July 9, 2004 - Oklahoma Moves Up in College Attendance
Oklahoma has moved up three spots for states with the highest percentage of its population who are enrolled in public higher education. That is one of many notable pieces of information gleaned from the latest Student Data Report recently released by the Oklahoma State Regents for Higher Education.
According to the report, 4.7 percent of Oklahoma’s population enrolled in a state public college or university in fall 2001, the latest year that complete national statistics were available. The new figure places Oklahoma 14th in the nation, up from 17th last year. More than 163,000 out of nearly 3.5 million Oklahomans enrolled in a public institution in fall 2001.
The only bordering states that fared better than Oklahoma were Kansas (#1), New Mexico (#6) and Colorado (#9). The states of Texas (#23), Arkansas (#34) and Missouri (#39) trailed Oklahoma in the rankings.
“These latest rankings are good news for Oklahoma,” Chancellor Paul G. Risser said. “Increasing college participation rates within our public and private institutions is a major goal for the state. These latest figures indicate that Oklahomans see the value of higher education and that they have access to quality higher education institutions.”
The report also revealed that both first-year persistence rates and six-year graduation rates for new freshmen increased within each tier throughout the state system of higher education.
Persistence rate is the percentage of students from an entering college class who enroll the following year. Graduation rate is the percentage of entering freshmen who complete a bachelor’s degree within about six years.
From 1993-94 to 2002-03, persistence rates within the state for new freshmen increased from 87.3 percent to 90.8 percent at OU and OSU, 78.9 percent to 79.7 percent at the regional universities and from 66.1 percent to 68.6 percent at the two-year colleges, the report showed. Also, from 1995-96 to 2002-03, six-year graduation rates within the institution for new freshmen increased from 44 percent to 55.8 percent at OU and OSU, 27.6 percent to 31.8 percent at the regional universities and from 14.3 percent to 19.4 percent at the two-year colleges.
“Keeping our students in college and graduating them in a timely manner are direct links to improving our economy. Our colleges and universities have been diligent in their work of producing more college graduates in the state, and we are hopeful that progress in these two areas will continue for many years to come,” Risser said.
The Student Data Report also revealed other noteworthy facts and figures, such as:
- The number of Oklahoma public and private high school graduates is projected to decrease by more than 4,400 students by 2014-15.
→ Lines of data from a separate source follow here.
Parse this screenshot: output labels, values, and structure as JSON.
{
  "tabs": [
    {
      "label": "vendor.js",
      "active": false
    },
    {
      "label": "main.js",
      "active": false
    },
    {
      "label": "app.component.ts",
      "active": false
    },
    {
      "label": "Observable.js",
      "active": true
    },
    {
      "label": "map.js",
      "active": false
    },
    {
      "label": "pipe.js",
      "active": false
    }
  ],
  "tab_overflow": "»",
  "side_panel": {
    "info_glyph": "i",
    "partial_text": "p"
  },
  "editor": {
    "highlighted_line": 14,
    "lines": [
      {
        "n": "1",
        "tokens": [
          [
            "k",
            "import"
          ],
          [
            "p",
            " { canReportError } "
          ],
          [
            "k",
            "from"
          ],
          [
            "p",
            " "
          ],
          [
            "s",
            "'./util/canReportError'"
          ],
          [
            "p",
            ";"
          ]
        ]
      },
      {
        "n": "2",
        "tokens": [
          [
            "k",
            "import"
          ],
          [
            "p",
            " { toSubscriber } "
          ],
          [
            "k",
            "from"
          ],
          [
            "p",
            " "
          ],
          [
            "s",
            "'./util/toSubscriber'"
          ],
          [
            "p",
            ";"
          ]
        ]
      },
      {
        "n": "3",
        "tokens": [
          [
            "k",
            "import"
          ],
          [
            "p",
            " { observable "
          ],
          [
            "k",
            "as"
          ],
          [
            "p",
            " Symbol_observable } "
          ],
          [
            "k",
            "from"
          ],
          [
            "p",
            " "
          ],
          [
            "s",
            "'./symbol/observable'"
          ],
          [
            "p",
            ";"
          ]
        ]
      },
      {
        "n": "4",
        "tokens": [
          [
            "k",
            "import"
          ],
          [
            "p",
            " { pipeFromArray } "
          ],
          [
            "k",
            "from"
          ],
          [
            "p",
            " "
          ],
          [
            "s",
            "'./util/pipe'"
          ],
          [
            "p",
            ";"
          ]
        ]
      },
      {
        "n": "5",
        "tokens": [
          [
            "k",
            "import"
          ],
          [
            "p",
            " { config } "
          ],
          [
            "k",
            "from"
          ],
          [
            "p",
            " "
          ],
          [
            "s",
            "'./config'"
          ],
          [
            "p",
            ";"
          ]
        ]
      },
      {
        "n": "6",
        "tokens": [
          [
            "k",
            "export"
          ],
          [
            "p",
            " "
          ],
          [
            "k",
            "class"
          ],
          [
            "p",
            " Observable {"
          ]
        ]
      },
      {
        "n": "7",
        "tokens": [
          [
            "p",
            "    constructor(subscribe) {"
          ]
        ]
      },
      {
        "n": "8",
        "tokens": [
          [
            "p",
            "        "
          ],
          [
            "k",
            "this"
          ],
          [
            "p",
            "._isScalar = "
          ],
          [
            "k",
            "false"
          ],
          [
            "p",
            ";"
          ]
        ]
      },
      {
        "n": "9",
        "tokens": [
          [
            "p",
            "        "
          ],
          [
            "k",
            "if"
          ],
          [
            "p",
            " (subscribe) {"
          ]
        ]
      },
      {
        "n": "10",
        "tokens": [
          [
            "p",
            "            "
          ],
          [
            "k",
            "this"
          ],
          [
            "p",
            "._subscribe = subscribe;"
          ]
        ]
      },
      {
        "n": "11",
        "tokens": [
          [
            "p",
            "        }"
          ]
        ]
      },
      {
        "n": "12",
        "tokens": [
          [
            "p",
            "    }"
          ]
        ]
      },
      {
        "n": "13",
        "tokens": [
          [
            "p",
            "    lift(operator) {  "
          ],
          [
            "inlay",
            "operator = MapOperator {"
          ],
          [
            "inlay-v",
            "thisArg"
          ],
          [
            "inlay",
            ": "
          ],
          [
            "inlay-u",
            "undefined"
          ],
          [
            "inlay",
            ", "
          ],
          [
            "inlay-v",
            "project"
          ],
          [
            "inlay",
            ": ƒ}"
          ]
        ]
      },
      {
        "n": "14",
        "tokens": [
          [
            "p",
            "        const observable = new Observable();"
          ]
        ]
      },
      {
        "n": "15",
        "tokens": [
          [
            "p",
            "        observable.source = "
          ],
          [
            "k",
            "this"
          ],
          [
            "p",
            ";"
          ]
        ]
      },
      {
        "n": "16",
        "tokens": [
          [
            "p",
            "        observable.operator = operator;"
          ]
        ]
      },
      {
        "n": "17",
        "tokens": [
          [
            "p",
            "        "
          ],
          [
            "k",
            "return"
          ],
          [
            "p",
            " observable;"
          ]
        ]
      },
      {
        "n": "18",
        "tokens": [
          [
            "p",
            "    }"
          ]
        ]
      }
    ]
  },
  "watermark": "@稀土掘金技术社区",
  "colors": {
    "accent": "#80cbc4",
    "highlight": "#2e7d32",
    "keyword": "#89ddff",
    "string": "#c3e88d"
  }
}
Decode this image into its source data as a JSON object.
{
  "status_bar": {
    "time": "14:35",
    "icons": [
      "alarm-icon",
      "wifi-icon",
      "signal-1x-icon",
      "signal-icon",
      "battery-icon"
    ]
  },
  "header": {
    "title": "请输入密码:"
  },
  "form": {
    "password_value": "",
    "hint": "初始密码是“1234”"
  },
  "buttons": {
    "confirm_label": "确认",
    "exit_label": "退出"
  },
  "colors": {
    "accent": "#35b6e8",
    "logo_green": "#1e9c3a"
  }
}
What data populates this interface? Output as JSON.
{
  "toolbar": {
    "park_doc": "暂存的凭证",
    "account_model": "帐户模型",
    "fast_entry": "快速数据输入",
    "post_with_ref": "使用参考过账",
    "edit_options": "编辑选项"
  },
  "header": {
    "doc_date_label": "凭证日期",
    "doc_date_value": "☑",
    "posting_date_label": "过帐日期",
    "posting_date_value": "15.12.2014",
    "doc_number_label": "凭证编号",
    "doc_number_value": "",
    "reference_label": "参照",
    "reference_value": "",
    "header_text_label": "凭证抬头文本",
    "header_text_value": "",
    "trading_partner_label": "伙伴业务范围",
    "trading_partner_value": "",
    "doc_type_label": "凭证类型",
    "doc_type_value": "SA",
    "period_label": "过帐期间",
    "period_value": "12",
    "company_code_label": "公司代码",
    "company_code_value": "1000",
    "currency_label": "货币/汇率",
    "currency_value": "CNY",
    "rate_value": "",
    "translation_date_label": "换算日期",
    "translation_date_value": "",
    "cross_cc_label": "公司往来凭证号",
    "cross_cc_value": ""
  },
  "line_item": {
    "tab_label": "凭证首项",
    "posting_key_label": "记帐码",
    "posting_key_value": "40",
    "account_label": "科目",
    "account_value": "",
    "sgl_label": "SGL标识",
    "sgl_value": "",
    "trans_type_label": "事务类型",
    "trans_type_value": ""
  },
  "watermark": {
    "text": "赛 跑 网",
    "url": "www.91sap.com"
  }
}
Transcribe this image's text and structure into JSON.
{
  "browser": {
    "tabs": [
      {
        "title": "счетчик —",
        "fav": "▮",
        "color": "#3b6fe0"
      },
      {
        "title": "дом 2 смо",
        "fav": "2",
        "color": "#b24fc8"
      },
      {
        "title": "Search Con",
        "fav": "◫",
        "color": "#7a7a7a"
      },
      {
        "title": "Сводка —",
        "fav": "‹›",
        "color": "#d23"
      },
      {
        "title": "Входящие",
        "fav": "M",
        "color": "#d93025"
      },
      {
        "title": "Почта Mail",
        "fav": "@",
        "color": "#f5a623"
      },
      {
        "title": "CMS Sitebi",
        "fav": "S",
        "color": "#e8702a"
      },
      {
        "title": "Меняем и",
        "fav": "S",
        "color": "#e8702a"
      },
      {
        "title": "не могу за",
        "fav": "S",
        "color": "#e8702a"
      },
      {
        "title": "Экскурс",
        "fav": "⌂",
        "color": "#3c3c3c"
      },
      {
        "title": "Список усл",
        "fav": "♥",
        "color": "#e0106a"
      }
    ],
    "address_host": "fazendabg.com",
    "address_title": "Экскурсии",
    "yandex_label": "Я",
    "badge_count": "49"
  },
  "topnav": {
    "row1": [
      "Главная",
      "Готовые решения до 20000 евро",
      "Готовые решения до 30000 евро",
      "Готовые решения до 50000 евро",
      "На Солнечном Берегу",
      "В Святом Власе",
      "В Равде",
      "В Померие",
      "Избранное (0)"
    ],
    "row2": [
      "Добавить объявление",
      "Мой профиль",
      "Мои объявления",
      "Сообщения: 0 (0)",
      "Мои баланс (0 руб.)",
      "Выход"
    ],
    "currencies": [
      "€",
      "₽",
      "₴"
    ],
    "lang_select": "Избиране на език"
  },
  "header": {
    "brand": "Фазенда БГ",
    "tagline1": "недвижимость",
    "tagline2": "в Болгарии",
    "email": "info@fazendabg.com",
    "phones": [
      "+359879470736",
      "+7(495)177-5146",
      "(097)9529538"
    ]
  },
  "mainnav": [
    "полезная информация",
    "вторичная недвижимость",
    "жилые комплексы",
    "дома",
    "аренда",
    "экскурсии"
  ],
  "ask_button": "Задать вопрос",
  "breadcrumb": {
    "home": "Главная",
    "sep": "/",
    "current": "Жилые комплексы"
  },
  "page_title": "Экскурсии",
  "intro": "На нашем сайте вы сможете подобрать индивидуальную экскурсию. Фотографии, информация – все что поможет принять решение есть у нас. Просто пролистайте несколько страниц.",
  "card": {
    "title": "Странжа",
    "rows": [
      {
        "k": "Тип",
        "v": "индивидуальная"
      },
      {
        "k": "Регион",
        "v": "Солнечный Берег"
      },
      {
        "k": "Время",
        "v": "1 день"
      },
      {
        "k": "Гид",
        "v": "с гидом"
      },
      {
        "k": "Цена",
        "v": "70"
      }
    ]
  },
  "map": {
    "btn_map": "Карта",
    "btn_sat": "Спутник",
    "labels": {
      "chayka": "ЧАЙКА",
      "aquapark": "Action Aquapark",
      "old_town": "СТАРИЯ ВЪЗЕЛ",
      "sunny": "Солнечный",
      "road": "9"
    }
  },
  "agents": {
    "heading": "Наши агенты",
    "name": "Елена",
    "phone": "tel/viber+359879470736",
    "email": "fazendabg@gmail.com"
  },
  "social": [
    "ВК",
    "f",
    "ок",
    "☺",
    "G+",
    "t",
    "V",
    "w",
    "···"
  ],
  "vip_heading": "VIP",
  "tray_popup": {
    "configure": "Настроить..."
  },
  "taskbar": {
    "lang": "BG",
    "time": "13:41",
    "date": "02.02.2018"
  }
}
- Enrollment increased by 1.5 percent at Oklahoma’s public institutions between 1993 and 2003 and by 5 percent from fall 1993 to fall 2002. However, full-time enrollments increased 12.9 percent within the state system during the five-year period from 1998-99 to 2002-03.
- Most students attending Oklahoma’s public colleges and universities hail from Tulsa, Oklahoma and Cleveland counties. Most out-of-state students come from Texas, Kansas, Arkansas, Missouri and California. The majority of international students come from the countries of India, Japan and China. Total out-of-state students represent 9.2 percent of the total student population, while international students 4.5 percent.
- The percentage of students receiving at least one form of financial aid rose from 50.5 percent in 1998-99 to 54.6 percent in 2002-03. Grants were the most common form of student financial aid, followed by loans and scholarships.
This marks the 21st year that the State Regents have published the annual Student Data Report. Each semester, data are gathered for each student in Oklahoma higher education and then used to measure student involvement in higher education, such as movement into college, enrollments, student transfer, persistence and semester credit hours.